The experiment consisted of three stages, pre-test, training, and post-test (
Figure 1C). The task was basically the same for all the three stages. In each trial, two motion patterns were presented in two temporal intervals (
Figure 1B). The duration of each interval was 300 ms. A blank screen was presented between the two intervals with 300 ms duration. The average dot speed was zero in the no target interval and slightly negative (contraction) or positive (expansion) in the target interval (
Figure 1D). The participants were randomly divided into four subject groups, the expansion-trained at left, expansion-trained at right, contraction-trained at left, and contraction trained at right. During the 5-day training stage, the motion stimuli were consistently presented at the pre-assigned location. A direction of motion was also pre-assigned for each subject group and consistently presented in the target interval of each trial in the training stage. The subjects were instructed to indicate which of the two intervals contained the radial motion with shifted (non-zero) average by pressing one of two keys corresponding to the two intervals.

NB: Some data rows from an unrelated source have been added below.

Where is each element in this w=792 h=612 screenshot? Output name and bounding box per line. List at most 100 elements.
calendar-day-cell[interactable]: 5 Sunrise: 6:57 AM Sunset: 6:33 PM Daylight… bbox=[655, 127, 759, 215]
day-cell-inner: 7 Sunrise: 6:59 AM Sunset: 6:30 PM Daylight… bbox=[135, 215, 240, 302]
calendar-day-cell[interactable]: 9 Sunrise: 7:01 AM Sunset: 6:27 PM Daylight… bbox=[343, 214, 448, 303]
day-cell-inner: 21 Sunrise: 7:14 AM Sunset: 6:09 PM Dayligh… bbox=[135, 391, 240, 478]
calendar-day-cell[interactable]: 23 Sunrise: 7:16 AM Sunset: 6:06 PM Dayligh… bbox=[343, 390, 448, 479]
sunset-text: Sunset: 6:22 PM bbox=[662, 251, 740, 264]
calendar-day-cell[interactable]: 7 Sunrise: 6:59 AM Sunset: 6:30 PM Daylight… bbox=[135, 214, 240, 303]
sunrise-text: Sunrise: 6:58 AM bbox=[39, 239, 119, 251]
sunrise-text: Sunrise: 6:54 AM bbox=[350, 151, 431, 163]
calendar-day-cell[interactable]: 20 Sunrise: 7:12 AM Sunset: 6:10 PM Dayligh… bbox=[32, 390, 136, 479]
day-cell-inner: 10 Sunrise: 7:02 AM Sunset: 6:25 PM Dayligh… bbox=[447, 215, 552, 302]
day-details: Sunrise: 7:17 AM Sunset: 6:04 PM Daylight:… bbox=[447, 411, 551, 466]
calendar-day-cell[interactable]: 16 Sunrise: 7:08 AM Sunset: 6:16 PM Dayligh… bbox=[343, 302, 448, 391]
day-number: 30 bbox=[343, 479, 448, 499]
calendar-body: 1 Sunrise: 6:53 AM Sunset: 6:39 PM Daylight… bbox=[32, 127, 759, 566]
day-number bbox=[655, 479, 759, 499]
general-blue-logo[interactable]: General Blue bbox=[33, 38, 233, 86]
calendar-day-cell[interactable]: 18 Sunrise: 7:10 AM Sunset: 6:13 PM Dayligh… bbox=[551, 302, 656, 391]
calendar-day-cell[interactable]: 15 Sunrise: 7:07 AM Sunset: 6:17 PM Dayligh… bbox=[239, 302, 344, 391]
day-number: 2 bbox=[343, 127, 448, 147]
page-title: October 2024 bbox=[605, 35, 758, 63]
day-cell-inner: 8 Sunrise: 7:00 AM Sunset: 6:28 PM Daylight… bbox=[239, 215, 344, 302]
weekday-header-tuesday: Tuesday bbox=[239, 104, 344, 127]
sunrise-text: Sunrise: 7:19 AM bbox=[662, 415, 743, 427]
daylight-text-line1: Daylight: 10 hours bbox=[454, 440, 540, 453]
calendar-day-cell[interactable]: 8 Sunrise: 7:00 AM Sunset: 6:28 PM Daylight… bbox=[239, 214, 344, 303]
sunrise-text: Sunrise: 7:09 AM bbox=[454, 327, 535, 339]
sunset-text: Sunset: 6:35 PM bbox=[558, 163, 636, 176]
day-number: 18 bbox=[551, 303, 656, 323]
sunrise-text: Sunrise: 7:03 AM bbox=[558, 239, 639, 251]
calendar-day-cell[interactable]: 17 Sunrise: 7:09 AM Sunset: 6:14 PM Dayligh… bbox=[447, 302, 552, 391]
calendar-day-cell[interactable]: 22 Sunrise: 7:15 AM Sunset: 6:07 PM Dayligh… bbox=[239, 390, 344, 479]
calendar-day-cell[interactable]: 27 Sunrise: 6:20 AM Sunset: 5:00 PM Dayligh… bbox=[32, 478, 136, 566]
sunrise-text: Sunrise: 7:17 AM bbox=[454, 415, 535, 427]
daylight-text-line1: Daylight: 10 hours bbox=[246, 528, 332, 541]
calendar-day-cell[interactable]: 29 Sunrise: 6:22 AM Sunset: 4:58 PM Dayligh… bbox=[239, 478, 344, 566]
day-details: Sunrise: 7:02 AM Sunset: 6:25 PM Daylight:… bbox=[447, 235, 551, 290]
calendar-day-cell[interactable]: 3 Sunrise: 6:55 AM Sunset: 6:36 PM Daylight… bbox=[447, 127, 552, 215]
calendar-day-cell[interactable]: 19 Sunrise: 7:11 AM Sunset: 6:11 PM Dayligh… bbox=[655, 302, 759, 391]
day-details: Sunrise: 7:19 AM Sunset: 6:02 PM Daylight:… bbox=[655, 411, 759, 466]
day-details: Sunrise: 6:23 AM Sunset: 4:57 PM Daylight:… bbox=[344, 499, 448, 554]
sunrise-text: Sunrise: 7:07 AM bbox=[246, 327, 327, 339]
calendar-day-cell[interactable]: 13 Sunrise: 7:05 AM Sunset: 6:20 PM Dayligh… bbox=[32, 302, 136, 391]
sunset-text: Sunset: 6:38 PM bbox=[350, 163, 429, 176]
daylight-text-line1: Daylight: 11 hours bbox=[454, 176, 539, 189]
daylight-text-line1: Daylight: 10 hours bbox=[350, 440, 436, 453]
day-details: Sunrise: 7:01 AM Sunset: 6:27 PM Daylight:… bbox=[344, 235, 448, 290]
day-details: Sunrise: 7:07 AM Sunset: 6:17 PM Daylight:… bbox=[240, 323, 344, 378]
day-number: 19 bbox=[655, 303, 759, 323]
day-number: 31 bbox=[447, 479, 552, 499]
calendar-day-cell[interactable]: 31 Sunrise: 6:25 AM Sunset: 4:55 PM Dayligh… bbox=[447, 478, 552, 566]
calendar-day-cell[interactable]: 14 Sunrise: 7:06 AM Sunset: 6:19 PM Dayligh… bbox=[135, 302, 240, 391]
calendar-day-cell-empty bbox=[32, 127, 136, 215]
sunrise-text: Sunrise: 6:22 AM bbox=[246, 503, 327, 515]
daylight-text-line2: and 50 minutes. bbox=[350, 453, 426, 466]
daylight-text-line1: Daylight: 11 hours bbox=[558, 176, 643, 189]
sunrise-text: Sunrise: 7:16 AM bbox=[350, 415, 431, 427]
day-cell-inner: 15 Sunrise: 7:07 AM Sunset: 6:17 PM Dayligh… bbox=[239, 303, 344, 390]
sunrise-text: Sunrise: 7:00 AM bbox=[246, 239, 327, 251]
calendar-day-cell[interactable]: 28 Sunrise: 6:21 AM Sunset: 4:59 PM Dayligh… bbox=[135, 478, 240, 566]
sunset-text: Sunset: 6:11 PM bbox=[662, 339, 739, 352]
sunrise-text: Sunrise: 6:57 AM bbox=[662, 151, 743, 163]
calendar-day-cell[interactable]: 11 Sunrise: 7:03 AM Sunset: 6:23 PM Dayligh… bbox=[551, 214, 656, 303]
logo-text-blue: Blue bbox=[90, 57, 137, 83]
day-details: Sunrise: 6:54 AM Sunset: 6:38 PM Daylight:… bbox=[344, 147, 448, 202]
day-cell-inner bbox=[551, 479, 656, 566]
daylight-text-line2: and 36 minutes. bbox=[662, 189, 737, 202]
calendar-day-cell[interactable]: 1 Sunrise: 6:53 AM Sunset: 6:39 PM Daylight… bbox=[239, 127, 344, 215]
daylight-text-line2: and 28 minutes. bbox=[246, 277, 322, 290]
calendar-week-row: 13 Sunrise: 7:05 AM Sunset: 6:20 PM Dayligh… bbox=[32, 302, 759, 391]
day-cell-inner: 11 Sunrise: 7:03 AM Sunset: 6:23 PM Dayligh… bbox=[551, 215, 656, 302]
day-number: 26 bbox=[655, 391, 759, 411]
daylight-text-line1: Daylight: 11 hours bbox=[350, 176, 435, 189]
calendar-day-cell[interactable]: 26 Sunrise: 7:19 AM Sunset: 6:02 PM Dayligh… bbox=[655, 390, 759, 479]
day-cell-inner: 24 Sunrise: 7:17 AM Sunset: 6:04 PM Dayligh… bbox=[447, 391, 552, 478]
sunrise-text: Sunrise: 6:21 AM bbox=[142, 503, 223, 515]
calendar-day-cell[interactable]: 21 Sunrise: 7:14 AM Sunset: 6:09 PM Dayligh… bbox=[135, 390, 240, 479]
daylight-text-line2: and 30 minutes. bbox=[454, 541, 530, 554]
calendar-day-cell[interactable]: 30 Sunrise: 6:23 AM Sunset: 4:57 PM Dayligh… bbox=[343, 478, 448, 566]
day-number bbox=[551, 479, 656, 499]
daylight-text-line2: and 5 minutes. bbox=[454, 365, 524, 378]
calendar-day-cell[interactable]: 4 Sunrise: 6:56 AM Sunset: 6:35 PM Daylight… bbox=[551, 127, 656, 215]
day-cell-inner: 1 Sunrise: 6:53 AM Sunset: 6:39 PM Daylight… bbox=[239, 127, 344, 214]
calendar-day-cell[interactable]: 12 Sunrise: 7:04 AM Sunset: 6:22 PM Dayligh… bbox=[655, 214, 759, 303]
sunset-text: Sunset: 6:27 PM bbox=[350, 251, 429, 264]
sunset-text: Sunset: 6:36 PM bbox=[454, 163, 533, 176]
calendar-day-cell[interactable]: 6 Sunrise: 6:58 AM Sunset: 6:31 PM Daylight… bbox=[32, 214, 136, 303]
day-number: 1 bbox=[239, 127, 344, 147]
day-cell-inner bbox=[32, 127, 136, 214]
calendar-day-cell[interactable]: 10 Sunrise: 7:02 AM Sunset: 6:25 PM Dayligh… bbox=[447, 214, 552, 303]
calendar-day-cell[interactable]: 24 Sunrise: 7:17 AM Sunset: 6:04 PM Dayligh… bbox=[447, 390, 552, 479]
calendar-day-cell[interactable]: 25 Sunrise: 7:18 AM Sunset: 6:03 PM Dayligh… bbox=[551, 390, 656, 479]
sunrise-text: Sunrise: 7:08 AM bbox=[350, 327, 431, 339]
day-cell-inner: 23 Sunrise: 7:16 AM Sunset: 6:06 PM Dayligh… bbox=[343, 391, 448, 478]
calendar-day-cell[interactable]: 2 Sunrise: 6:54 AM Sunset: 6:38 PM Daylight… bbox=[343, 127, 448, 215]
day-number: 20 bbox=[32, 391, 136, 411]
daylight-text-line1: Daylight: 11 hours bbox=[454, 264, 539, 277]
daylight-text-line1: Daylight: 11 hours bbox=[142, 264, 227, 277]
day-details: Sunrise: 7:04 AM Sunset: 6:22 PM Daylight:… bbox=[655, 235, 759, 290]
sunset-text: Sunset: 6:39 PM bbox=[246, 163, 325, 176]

Thus, the subjects could not respond on the basis of an individual dot motion. Thresholds of the mean dot speed for the target stimuli (
x in
Figure 1D) were measured using a staircase method. Each subject performed pre- and post-tests on separate days before and after the training stage, where thresholds for the four conditions (trained and untrained motion directions at left and right locations) were measured. Each session lasted approximately one hour.